SMTP gagne des entités de notification modernes pour envoyer des emails depuis Home Assistant – utile pour des alertes importantes : fuite d’eau, coupure secteur, alarme, batterie faible critique, dépassement de consommation.

Overkiz prend en charge Rexel Energeasy Connect via cloud et API locale, un point intéressant pour les installations françaises. Tesla Powerwall prend en charge le Powerwall 3 et ajoute des capteurs liés au mode de fonctionnement ainsi qu’aux puissances maximales de charge et décharge.

Yoto progresse fortement : navigateur média, nouveaux capteurs, capteurs binaires, entité temps, réglages de luminosité d’écran et de volume maximal. Les parents qui utilisent ces petits lecteurs audio pour enfants apprécieront.

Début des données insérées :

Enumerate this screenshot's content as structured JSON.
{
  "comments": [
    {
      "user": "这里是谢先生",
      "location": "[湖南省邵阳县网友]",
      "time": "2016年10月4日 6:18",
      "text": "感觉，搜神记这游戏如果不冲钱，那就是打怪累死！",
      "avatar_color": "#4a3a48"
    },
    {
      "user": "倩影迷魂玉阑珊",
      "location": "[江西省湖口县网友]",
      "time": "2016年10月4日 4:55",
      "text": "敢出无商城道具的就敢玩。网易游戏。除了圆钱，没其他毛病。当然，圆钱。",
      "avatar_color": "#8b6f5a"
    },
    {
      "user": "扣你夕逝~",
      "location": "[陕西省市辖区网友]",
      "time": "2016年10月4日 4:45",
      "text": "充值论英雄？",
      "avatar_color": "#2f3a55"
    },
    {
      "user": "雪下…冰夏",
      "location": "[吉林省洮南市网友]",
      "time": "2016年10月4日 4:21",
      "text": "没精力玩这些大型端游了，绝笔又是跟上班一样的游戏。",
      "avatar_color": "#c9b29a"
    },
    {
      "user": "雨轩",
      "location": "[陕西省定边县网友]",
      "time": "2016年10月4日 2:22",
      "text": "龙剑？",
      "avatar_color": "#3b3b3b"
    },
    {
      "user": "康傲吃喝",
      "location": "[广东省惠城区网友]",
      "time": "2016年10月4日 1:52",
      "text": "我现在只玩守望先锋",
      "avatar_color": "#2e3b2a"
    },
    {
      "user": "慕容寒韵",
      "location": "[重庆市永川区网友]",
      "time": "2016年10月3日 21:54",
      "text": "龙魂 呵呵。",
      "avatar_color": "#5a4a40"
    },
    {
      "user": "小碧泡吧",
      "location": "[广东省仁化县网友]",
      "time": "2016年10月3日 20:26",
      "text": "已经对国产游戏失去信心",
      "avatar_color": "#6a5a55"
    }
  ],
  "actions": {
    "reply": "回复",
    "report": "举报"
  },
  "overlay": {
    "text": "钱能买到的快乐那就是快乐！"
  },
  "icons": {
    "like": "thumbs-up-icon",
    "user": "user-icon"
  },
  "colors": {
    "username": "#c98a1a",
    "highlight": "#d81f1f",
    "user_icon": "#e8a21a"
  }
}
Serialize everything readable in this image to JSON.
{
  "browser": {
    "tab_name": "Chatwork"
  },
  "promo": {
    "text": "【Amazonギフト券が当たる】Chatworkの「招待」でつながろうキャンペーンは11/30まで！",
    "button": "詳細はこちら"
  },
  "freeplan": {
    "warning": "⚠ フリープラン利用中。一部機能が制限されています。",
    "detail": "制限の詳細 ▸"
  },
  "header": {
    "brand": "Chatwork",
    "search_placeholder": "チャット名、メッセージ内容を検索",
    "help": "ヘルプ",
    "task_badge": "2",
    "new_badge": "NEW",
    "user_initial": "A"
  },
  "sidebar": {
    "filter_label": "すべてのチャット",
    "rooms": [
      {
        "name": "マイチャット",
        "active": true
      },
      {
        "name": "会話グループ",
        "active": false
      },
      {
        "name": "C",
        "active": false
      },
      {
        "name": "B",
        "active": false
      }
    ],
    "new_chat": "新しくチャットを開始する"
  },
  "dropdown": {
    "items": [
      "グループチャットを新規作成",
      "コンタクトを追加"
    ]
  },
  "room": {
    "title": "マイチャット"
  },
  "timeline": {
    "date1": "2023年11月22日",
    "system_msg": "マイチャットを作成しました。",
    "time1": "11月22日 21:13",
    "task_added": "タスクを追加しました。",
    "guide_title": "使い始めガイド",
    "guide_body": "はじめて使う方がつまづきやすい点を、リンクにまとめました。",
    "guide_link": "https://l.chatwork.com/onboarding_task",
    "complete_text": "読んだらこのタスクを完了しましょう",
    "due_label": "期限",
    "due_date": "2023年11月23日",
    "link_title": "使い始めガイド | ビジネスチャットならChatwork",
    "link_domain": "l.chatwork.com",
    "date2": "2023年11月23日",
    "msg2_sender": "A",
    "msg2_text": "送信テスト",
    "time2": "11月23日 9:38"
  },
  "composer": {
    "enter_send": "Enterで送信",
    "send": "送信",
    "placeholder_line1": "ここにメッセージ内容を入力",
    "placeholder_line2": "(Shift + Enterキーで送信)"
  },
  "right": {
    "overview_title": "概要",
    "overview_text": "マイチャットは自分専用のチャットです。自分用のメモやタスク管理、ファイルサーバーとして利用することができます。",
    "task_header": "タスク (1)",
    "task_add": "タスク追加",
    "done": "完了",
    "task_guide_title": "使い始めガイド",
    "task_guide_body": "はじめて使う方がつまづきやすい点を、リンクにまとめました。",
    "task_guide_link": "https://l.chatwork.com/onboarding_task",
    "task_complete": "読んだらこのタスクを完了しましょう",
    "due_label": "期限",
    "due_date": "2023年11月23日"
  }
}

Côté piscine, Vistapool gagne de nombreuses entités supplémentaires pour des scénarios plus précis autour du traitement, de l’éclairage et du pilotage. Et comme la piscine connectée est un terrain de jeu sympa en été, on ne va pas bouder.

Enfin, on notera l’ajout de la possibilité d’envoyer des images au tableau SwitchBot AI Art Frame que nous avions testé il y a quelques temps, ce qui va permettre des interactions beaucoup plus sympa avec ce superbe cadre :)

Un grand ménage dans les intégrations abandonnées

Home Assistant 2026.7 supprime aussi une série d’intégrations devenues inutilisables : cassées depuis des années, dépendantes de services fermés, de bibliothèques abandonnées ou de matériels disparus.

Acer Projector, Ampio Smog, Avi-on, BeeWi SmartClim, Clementine, Dovado, ELIQ Online, Microsoft Face, MS Teams, Mycroft, UniFi LED, Watson TTS et d’autres sont retirés.

Ce genre de nettoyage peut sembler abrupt. Mais une intégration cassée depuis 2019 n’aide personne. Elle complique la maintenance, alourdit le projet et donne de faux espoirs à ceux qui tentent de l’utiliser.

Faut-il installer Home Assistant 2026.7 ?

Oui. C’est une des mises à jour importantes de l’année.

Les nouvelles automatisations rendent Home Assistant plus accessible sans sacrifier la puissance qui plaît aux utilisateurs avancés. Le journal d’activité est enfin lisible. La page des mises à jour est moins pénible. ZHA s’améliore. Les Raspberry Pi gagnent une gestion de firmware directement dans l’interface. Les intégrations continuent de s’étoffer. Et les performances progressent par petites touches.

C’est une version qui améliore le fond plutôt que d’empiler des appareils compatibles.

Pour les débutants, c’est une meilleure porte d’entrée : créer une automatisation devient plus logique, plus proche de la façon dont on réfléchit. Pour les habitués, c’est l’occasion de revisiter certaines vieilles automatisations : pas une obligation, mais le nouveau modèle est plus propre et plus maintenable. Pour les installateurs, c’est un pas de plus vers des installations que le client peut comprendre, voire modifier lui-même sans appeler à l’aide.

La domotique n’a jamais été aussi puissante. Elle devient aussi un peu moins intimidante. Ce n’était pas le point le plus urgent il y a cinq ans. Aujourd’hui, c’est probablement ce qui compte le plus pour qu’elle s’installe vraiment dans les maisons.